M.C. Keegan-Ayer expressed concern about a budget amendment from the county’s Board of Education at a County Council meeting Tuesday night.
The council president told school board Vice President Joy Schaefer, Frederick County Public Schools Chief Operating Officer Paul Lebo, and FCPS’ director of capital programs, Adnan Mamoon, that she was worried that if they funded one of those amendments, its findings would be outdated by the time certain capital projects were proposed.
If corresponding capital improvement projects were funded, it would also require roughly a $91.85 million increase for fiscal years 2021 through 2023 in the county’s capital improvement project budget, according to staff reports.
One amendment proposes moving $100,000 from a Liberty Elementary Modernization/Addition Feasibility Study to fund a Brunswick Elementary Modernization Feasibility study.
The other proposes a surplus of $250,000 from the Frederick High School replacement project to fund a Facility and Program Assessment Study, focused on five elementary schools: Emmitsburg, Lewistown, Sabillasville, Thurmont and Wolfsville.
Lebo said Tuesday the study isn’t a feasibility study, but rather a look at improving the learning environment.
“Those five schools in particular are schools that do not meet our current educational specifications,” Lebo said. “A true renovation would allow [the school district] to address some of the challenges of meeting that learning environment.”
But Keegan-Ayer was concerned that the study’s findings would be outdated by the time projects for the five schools would be considered.
Schaefer said, however, that those schools require improvements and that the study would help with those.
“This will give us an opportunity to look at our most needy schools. ... I think that’s what this evaluation allows us to do, and allows us to look at more systemic renovation needs,” Schaefer said.
Keegan-Ayer said after the meeting that the county does not have the roughly $91.85 million needed as a result of that study because the five elementary schools proposed weren’t factored in to the capital improvement project budget for this fiscal year.
“I don’t want parents to think that these schools are going to be coming online any faster, because we don’t have the money to do them,” she said. “I watched over the 25-plus years as I’ve been following this, where the [Board of Education] approves something, and the parents think it’s going to come ... and then they come up here, to the county commissioners, and they said, ‘We never agreed to fund this.
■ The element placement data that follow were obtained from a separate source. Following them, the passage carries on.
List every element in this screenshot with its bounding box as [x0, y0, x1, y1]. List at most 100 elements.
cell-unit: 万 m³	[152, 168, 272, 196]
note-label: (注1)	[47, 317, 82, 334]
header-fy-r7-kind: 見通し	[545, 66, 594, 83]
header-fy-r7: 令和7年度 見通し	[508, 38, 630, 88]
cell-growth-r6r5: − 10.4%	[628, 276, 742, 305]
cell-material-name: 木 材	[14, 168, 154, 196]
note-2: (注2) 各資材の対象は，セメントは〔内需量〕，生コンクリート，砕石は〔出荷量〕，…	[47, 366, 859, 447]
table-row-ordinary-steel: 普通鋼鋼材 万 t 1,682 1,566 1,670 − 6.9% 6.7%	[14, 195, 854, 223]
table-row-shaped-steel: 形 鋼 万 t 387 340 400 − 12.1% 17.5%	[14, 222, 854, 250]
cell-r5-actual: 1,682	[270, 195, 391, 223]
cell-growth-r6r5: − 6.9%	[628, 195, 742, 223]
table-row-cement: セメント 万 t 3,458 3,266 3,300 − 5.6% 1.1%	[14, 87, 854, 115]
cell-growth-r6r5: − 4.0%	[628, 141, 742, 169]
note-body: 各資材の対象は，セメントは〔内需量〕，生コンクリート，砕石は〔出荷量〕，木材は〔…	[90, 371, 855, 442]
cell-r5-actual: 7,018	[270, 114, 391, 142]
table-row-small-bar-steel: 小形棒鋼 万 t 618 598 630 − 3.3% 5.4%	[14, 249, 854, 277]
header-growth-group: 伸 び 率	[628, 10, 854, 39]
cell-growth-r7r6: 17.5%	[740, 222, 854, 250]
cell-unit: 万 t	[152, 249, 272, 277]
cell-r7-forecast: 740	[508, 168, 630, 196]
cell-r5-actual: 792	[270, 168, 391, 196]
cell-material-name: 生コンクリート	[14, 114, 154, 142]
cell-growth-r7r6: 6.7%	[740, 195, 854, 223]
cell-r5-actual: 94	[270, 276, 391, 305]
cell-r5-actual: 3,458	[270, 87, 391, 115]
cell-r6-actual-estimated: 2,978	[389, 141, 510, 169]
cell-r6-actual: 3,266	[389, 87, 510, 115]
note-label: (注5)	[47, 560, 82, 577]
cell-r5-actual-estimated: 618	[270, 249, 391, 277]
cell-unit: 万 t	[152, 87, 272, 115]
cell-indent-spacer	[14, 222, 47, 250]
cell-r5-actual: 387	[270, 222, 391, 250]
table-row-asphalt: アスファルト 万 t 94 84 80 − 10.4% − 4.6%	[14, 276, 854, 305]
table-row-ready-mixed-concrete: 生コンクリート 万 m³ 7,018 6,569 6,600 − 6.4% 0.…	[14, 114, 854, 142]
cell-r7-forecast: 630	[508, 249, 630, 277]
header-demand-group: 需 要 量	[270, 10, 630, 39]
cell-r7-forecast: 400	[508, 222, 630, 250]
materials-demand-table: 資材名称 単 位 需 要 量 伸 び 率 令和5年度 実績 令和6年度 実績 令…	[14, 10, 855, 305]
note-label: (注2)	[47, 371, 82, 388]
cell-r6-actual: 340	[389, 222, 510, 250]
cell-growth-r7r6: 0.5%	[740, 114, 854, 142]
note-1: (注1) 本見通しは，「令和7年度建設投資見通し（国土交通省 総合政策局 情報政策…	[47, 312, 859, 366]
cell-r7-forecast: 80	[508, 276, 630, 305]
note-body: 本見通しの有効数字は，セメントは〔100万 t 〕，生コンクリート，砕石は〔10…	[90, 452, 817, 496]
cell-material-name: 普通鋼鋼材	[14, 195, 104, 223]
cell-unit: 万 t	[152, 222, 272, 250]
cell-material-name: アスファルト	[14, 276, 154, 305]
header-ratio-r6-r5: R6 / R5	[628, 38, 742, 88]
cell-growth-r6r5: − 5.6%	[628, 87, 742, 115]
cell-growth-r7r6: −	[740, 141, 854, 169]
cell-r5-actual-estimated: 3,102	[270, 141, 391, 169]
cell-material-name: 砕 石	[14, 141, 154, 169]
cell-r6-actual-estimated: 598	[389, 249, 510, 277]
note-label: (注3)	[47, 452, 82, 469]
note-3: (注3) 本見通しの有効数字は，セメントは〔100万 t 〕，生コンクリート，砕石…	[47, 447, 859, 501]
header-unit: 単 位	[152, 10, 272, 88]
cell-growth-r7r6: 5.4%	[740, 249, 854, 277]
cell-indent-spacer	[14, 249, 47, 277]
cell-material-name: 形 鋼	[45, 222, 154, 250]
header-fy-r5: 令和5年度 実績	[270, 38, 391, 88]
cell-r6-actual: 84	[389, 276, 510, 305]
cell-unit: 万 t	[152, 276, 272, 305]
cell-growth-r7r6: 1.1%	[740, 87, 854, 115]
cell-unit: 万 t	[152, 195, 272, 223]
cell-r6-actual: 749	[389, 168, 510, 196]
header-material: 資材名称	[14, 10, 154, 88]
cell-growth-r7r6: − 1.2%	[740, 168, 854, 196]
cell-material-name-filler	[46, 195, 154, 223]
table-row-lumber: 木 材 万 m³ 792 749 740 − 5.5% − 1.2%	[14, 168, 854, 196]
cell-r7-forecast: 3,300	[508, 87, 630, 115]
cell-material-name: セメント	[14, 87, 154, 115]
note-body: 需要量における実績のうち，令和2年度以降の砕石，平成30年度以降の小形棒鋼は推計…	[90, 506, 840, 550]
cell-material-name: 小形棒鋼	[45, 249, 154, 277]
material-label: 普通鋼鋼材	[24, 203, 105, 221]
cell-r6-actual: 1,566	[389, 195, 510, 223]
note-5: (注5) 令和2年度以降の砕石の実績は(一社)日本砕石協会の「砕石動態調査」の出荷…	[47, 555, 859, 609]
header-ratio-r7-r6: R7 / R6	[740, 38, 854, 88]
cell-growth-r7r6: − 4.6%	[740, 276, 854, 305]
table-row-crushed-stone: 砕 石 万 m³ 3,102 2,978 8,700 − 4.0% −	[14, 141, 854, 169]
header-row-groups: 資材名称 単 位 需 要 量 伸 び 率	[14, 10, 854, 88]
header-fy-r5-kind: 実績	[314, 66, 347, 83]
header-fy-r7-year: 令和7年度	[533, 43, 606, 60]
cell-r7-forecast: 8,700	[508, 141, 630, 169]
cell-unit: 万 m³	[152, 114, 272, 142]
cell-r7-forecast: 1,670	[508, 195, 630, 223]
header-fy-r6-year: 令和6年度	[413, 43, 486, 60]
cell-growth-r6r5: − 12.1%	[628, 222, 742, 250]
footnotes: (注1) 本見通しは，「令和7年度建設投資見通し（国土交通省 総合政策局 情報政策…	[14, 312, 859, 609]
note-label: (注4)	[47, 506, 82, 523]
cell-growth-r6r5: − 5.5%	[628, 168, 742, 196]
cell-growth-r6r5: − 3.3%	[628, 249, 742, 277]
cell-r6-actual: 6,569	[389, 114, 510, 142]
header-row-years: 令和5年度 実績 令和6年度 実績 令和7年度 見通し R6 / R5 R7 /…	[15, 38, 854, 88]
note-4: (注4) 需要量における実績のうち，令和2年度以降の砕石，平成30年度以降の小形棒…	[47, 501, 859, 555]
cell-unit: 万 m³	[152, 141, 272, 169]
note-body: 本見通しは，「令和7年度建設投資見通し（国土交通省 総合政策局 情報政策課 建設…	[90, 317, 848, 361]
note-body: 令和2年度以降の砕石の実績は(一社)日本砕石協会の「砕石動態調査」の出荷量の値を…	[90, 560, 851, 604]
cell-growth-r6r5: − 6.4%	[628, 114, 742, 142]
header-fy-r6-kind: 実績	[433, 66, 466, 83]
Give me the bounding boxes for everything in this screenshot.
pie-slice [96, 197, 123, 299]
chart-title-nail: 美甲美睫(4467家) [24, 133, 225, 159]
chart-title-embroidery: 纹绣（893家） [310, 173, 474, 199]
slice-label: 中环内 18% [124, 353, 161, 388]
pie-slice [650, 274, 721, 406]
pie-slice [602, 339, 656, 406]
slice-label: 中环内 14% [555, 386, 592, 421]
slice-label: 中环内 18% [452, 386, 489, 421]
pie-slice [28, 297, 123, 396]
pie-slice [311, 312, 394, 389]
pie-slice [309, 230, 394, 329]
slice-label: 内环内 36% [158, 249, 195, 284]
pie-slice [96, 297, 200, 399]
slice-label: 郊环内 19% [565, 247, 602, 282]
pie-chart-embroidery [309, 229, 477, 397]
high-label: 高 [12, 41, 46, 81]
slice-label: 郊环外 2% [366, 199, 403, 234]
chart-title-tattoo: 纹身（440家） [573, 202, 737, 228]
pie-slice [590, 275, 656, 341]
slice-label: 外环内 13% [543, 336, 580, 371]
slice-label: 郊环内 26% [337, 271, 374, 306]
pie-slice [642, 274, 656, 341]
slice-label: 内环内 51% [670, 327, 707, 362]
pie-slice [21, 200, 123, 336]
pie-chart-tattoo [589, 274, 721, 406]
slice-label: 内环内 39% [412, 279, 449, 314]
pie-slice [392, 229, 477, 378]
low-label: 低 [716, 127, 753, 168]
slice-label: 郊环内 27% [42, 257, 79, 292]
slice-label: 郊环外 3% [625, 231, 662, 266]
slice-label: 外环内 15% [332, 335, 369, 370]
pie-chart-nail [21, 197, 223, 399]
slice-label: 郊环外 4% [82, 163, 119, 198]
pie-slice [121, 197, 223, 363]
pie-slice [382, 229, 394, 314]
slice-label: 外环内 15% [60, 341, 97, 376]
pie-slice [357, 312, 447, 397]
This is the CIP and the budget we passed.’”
Keegan-Ayer said the budget amendment concerning the feasibility study for Brunswick Elementary was OK, as county staff had planned for that project by indicating a “placeholder elementary school” project.
She said she understands why the Board of Education wants to improve five of its aging elementary schools, but budget restrictions mean that while the study can be funded, the projects themselves cannot.
“I understand conceptually why they want to get this study done now,” she said. “I’m just saying, it needed to be very clear to the public [that] we don’t have the money to fund those schools that the study might come back with ... somehow or another, something else is going to have to get bumped on the Board of Education’s [Capital Improvement Program] budget ... that’s our problem.”